By: Jake Kozlowski
Virtual Reality. It is the latest technology for visualizing a digital version of something as if it was real and right in front of you. At KEPHART, we are using Virtual Reality (VR) as a tool to further us in the design process. Once we produce the drawings required for the construction of a building, we can render them in 3D to explore them virtually. With the press of a button, a designer can instantly be transported into the space that was just designed in the model, which gives us the insight into the space like never before.
When looking at a floor plan on paper or even in 3D on a computer screen, it is easy to be convinced that a design will be okay. Once you put on a VR headset is on and are standing in the space looking around, there is no longer any doubt. Flaws, even small ones, jump out immediately. What looks like plenty of space in plan can feel constricted in the virtual world. Using this tool, we can then redesign to improve the space.

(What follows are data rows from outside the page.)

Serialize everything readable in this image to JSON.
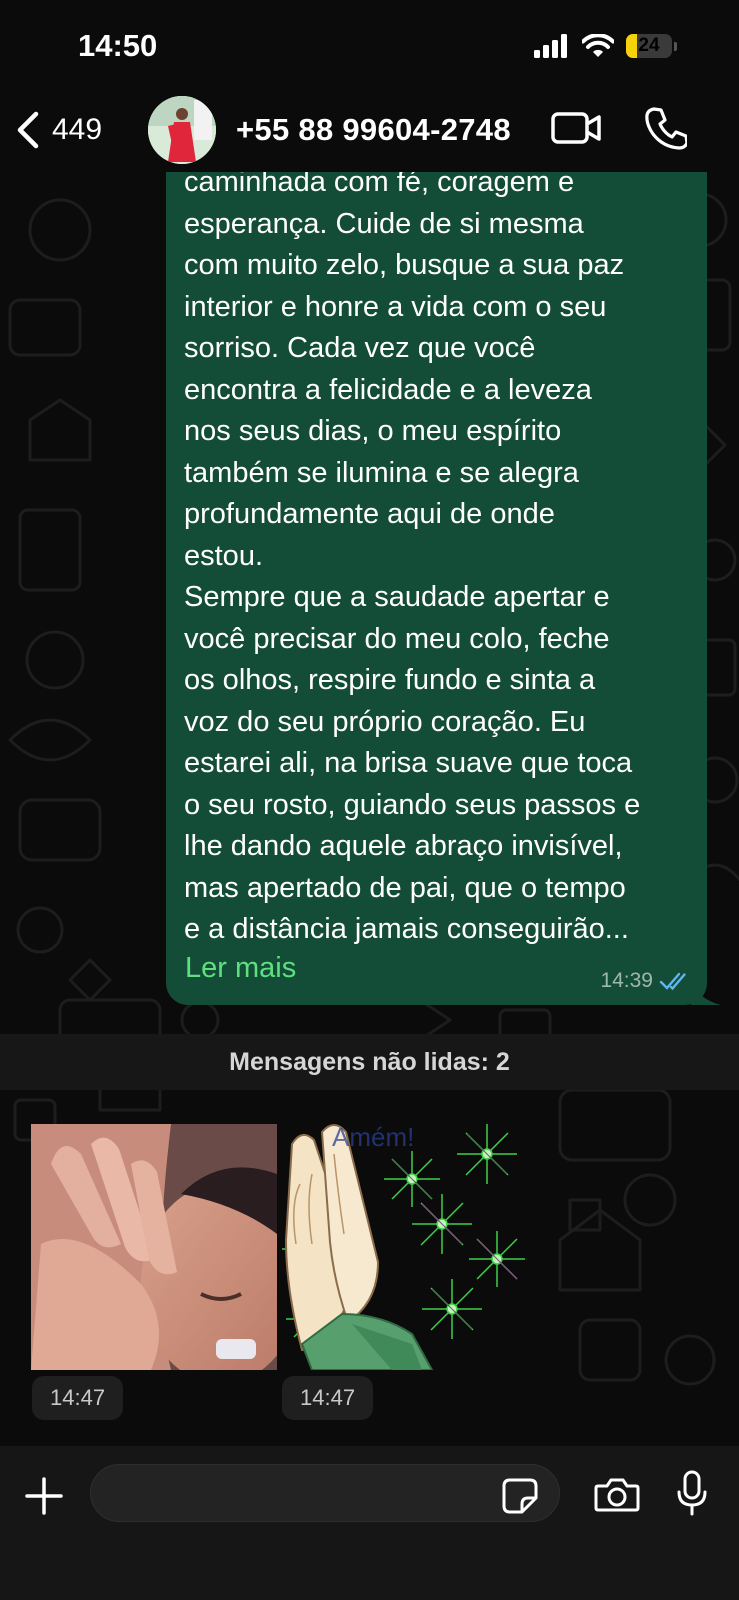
{
  "status_bar": {
    "time": "14:50",
    "battery_text": "24",
    "battery_level": 0.24,
    "battery_color": "#f5d20a"
  },
  "header": {
    "back_count": "449",
    "contact_name": "+55 88 99604-2748",
    "icons": [
      "chevron-left-icon",
      "video-camera-icon",
      "phone-icon"
    ]
  },
  "outgoing_message": {
    "text": "caminhada com fé, coragem e\nesperança. Cuide de si mesma\ncom muito zelo, busque a sua paz\ninterior e honre a vida com o seu\nsorriso. Cada vez que você\nencontra a felicidade e a leveza\nnos seus dias, o meu espírito\ntambém se ilumina e se alegra\nprofundamente aqui de onde\nestou.\nSempre que a saudade apertar e\nvocê precisar do meu colo, feche\nos olhos, respire fundo e sinta a\nvoz do seu próprio coração. Eu\nestarei ali, na brisa suave que toca\no seu rosto, guiando seus passos e\nlhe dando aquele abraço invisível,\nmas apertado de pai, que o tempo\ne a distância jamais conseguirão...",
    "read_more": "Ler mais",
    "time": "14:39",
    "status": "read",
    "bubble_color": "#144d37",
    "link_color": "#5ee07f"
  },
  "unread_banner": "Mensagens não lidas: 2",
  "incoming_stickers": [
    {
      "description_icon": "child-face-sticker",
      "time": "14:47"
    },
    {
      "description_icon": "praying-hands-sticker",
      "overlay_text": "Amém!",
      "time": "14:47"
    }
  ],
  "input_bar": {
    "placeholder": "",
    "icons": [
      "plus-icon",
      "sticker-icon",
      "camera-icon",
      "microphone-icon"
    ]
  }
}
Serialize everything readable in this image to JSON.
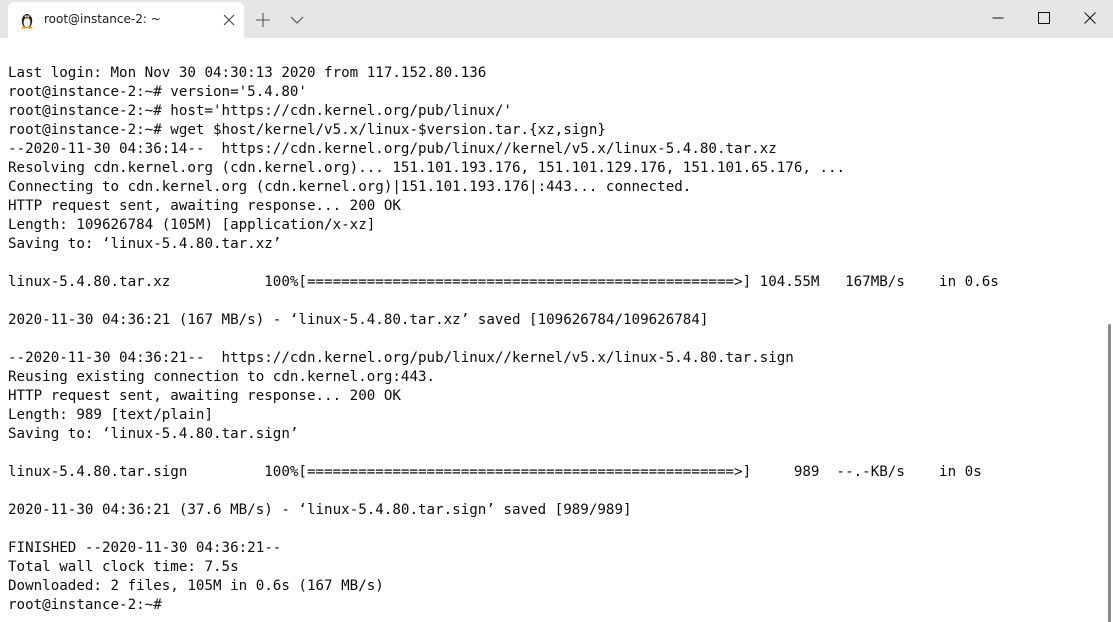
{
  "tab": {
    "icon": "tux-penguin-icon",
    "title": "root@instance-2: ~"
  },
  "titlebar_controls": {
    "new_tab_icon": "plus-icon",
    "dropdown_icon": "chevron-down-icon",
    "minimize_icon": "minimize-icon",
    "maximize_icon": "maximize-icon",
    "close_icon": "close-icon"
  },
  "terminal": {
    "lines": [
      "Last login: Mon Nov 30 04:30:13 2020 from 117.152.80.136",
      "root@instance-2:~# version='5.4.80'",
      "root@instance-2:~# host='https://cdn.kernel.org/pub/linux/'",
      "root@instance-2:~# wget $host/kernel/v5.x/linux-$version.tar.{xz,sign}",
      "--2020-11-30 04:36:14--  https://cdn.kernel.org/pub/linux//kernel/v5.x/linux-5.4.80.tar.xz",
      "Resolving cdn.kernel.org (cdn.kernel.org)... 151.101.193.176, 151.101.129.176, 151.101.65.176, ...",
      "Connecting to cdn.kernel.org (cdn.kernel.org)|151.101.193.176|:443... connected.",
      "HTTP request sent, awaiting response... 200 OK",
      "Length: 109626784 (105M) [application/x-xz]",
      "Saving to: ‘linux-5.4.80.tar.xz’",
      "",
      "linux-5.4.80.tar.xz           100%[==================================================>] 104.55M   167MB/s    in 0.6s",
      "",
      "2020-11-30 04:36:21 (167 MB/s) - ‘linux-5.4.80.tar.xz’ saved [109626784/109626784]",
      "",
      "--2020-11-30 04:36:21--  https://cdn.kernel.org/pub/linux//kernel/v5.x/linux-5.4.80.tar.sign",
      "Reusing existing connection to cdn.kernel.org:443.",
      "HTTP request sent, awaiting response... 200 OK",
      "Length: 989 [text/plain]",
      "Saving to: ‘linux-5.4.80.tar.sign’",
      "",
      "linux-5.4.80.tar.sign         100%[==================================================>]     989  --.-KB/s    in 0s",
      "",
      "2020-11-30 04:36:21 (37.6 MB/s) - ‘linux-5.4.80.tar.sign’ saved [989/989]",
      "",
      "FINISHED --2020-11-30 04:36:21--",
      "Total wall clock time: 7.5s",
      "Downloaded: 2 files, 105M in 0.6s (167 MB/s)",
      "root@instance-2:~# "
    ]
  }
}
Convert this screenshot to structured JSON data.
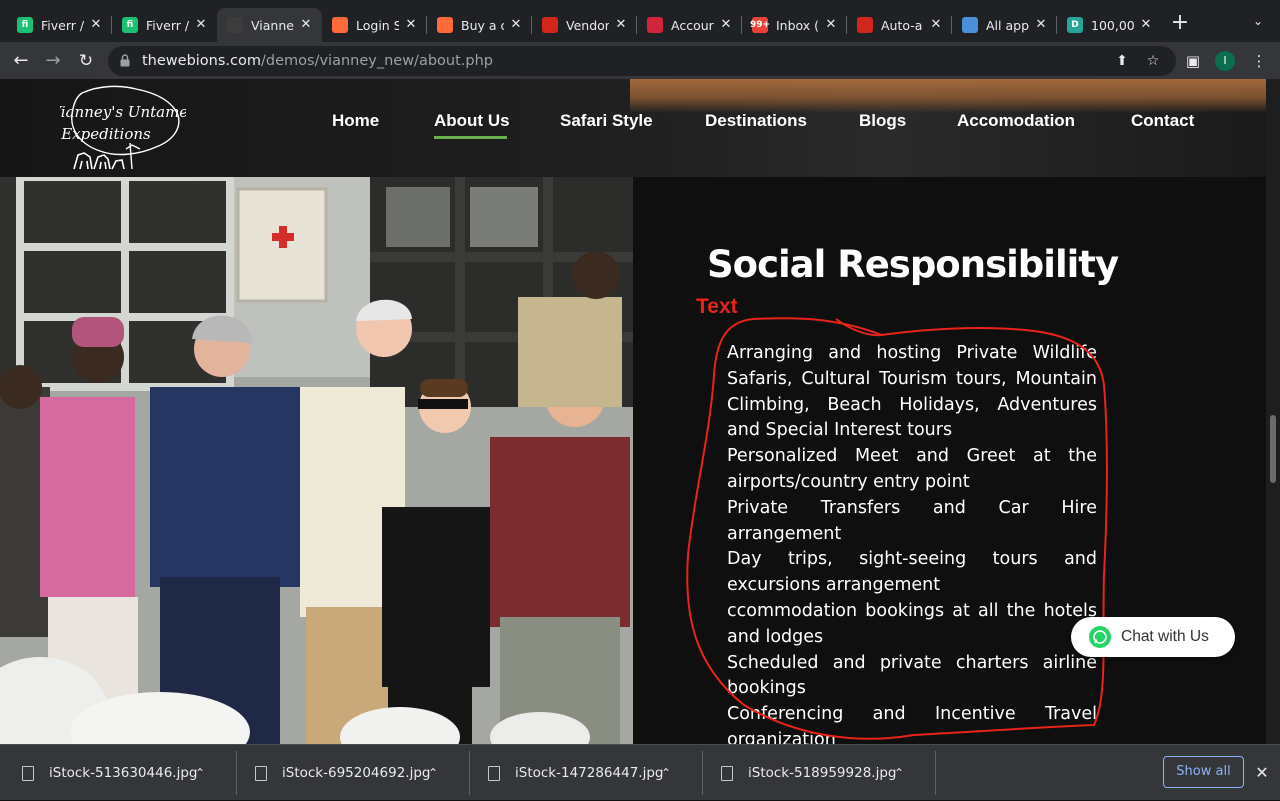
{
  "browser": {
    "tabs": [
      {
        "title": "Fiverr /",
        "favicon": "fiverr-icon",
        "color": "#1dbf73",
        "glyph": "fi"
      },
      {
        "title": "Fiverr /",
        "favicon": "fiverr-icon",
        "color": "#1dbf73",
        "glyph": "fi"
      },
      {
        "title": "Vianne",
        "favicon": "vianney-icon",
        "color": "#3c3c3c",
        "glyph": "",
        "active": true
      },
      {
        "title": "Login S",
        "favicon": "envato-icon",
        "color": "#ff6a3d",
        "glyph": ""
      },
      {
        "title": "Buy a c",
        "favicon": "envato-icon",
        "color": "#ff6a3d",
        "glyph": ""
      },
      {
        "title": "Vendor",
        "favicon": "africa-map-icon",
        "color": "#d0261c",
        "glyph": ""
      },
      {
        "title": "Accour",
        "favicon": "account-icon",
        "color": "#d0263b",
        "glyph": ""
      },
      {
        "title": "Inbox (",
        "favicon": "gmail-icon",
        "color": "#ea4335",
        "glyph": "99+"
      },
      {
        "title": "Auto-a",
        "favicon": "africa-map-icon",
        "color": "#d0261c",
        "glyph": ""
      },
      {
        "title": "All app",
        "favicon": "app-store-icon",
        "color": "#4a90d9",
        "glyph": ""
      },
      {
        "title": "100,00",
        "favicon": "d-icon",
        "color": "#26a69a",
        "glyph": "D"
      }
    ],
    "url_host": "thewebions.com",
    "url_path": "/demos/vianney_new/about.php",
    "profile_initial": "I"
  },
  "site": {
    "logo_text": "Vianney's Untamed Expeditions",
    "nav": [
      "Home",
      "About Us",
      "Safari Style",
      "Destinations",
      "Blogs",
      "Accomodation",
      "Contact"
    ],
    "active_nav": "About Us",
    "accent_color": "#6ab04c"
  },
  "section": {
    "heading": "Social Responsibility",
    "annotation_label": "Text",
    "annotation_color": "#e8231a",
    "services": [
      "Arranging and hosting Private Wildlife Safaris, Cultural Tourism tours, Mountain Climbing, Beach Holidays, Adventures and Special Interest tours",
      "Personalized Meet and Greet at the airports/country entry point",
      "Private Transfers and Car Hire arrangement",
      "Day trips, sight-seeing tours and excursions arrangement",
      "ccommodation bookings at all the hotels and lodges",
      "Scheduled and private charters airline bookings",
      "Conferencing and Incentive Travel organization"
    ]
  },
  "chat": {
    "label": "Chat with Us"
  },
  "downloads": {
    "files": [
      "iStock-513630446.jpg",
      "iStock-695204692.jpg",
      "iStock-147286447.jpg",
      "iStock-518959928.jpg"
    ],
    "show_all": "Show all"
  }
}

VR is also a valuable tool for our clients, as they can experience the units or an amenity space prior to construction. This is a huge benefit over walking a building during buildout, at which point it is often too late and too costly to make big changes. With virtual reality, we can also try out different designs by preparing various versions of a plan to walkthrough.
VR is especially helpful to get the experience of what people will see when they walk through the front door of the clubhouse or their residence. We had a recent experience where we were trying to decide with the client whether to put a window in line with the entry hall of the studio or place the water heater in that location to save space. It was immediately apparent in VR that the window option was the way to go due to the quality of light. Walking the unit in VR gave our client experiential data to justify adding the windows to the project budget. In the end, the unit’s design is improved and the end user’s experience will be better. This was all decided before a single permit was issued.
Virtual reality technology is in its infancy, but looks to explode in the coming years. Headsets will get higher resolutions, become lighter, and will work wirelessly to make the VR experience even more seamless. We are keeping our finger on the pulse of this technology because we see it as an invaluable design tool that will help us make the spaces we design more compelling and bring great value to us, our clients, and the end users.